The Last Judgment is the universal judgment of the human race at the resurrection of the dead at the end of the world.
“When the Son of man comes in his glory, and all the angels with him, then he will sit on his glorious throne. Before him will be gathered all the nations, and he will separate them one from another as a shepherd separates the sheep from the goats, and he will place the sheep at his right hand, but the goats at the left” (Matthew 25:31–33).
“Then I saw a great white throne and him who sat upon it; from his presence earth and sky fled away, and no place was found for them. And I saw the dead, great and small, standing before the throne, and books were opened. Also another book was opened, which is the book of life. And the dead were judged by what was written in the books, by what they had done” (Revelation 20:11–12).

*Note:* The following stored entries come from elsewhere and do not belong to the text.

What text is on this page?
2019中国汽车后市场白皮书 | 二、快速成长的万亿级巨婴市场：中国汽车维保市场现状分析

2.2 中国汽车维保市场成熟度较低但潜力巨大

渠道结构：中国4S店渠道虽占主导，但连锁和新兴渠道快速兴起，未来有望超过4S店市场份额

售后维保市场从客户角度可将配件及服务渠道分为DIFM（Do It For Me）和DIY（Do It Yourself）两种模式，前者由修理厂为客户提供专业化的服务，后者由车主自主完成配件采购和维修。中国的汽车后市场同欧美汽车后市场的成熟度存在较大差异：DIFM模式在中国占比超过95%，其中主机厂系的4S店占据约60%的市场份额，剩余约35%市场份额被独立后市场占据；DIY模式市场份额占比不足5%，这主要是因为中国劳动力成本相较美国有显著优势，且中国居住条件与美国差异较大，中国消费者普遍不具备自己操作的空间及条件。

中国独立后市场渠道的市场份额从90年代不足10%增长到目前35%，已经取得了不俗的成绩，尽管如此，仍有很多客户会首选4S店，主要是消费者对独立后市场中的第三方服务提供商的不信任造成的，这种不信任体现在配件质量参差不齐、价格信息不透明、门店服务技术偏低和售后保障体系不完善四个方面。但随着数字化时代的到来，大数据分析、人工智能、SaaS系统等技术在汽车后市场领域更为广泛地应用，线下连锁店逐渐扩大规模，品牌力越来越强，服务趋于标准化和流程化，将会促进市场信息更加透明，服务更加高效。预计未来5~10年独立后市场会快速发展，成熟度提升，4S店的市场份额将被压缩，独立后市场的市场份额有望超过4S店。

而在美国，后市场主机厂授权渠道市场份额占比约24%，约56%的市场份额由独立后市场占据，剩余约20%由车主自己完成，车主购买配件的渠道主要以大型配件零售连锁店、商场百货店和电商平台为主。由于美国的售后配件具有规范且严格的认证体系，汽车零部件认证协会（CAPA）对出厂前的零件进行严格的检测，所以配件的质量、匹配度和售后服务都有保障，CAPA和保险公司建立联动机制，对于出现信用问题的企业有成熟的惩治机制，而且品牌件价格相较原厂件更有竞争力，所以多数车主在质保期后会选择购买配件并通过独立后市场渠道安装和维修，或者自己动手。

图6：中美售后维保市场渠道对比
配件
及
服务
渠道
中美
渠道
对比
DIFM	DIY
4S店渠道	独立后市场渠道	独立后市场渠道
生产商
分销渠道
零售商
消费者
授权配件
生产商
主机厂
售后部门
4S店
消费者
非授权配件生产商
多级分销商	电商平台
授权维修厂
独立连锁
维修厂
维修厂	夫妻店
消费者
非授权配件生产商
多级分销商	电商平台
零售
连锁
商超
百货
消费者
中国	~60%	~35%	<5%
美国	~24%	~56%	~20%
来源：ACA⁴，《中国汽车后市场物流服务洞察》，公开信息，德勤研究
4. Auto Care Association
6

The Last Judgment will be a social judgment, because it will manifest to the world God’s justice in condemning sinners and His mercy in those who are saved. It will also be a total or general judgment, since not only people’s moral conduct, but all the accumulated blessings or injuries which will have resulted from each person’s good or evil deeds will be revealed.
This general judgment is called the Last Judgment, since it is not followed by another and since its sentence endures forever. It takes place on the Last Day, and, along with the resurrection of the body and the renewal of the world, is an element in the coming of the Lord with power.
The general judgment is more than the promulgation of the sentence already passed on so many at their particular judgments, for it also concerns those who are still living on that day. The whole human race will be judged. Judgment will be passed too on the angels—both good and bad; indeed on all of creation. Each individual person will once more be summoned to appear before the Lord as His Judge.
In this judgment each person will be given a view over his whole life and its significance. He will see it in the light of the Lord. The sentence which was passed upon us in our particular judgment will now be publicly confirmed. All of our sins—and all of our virtues, too—will be known.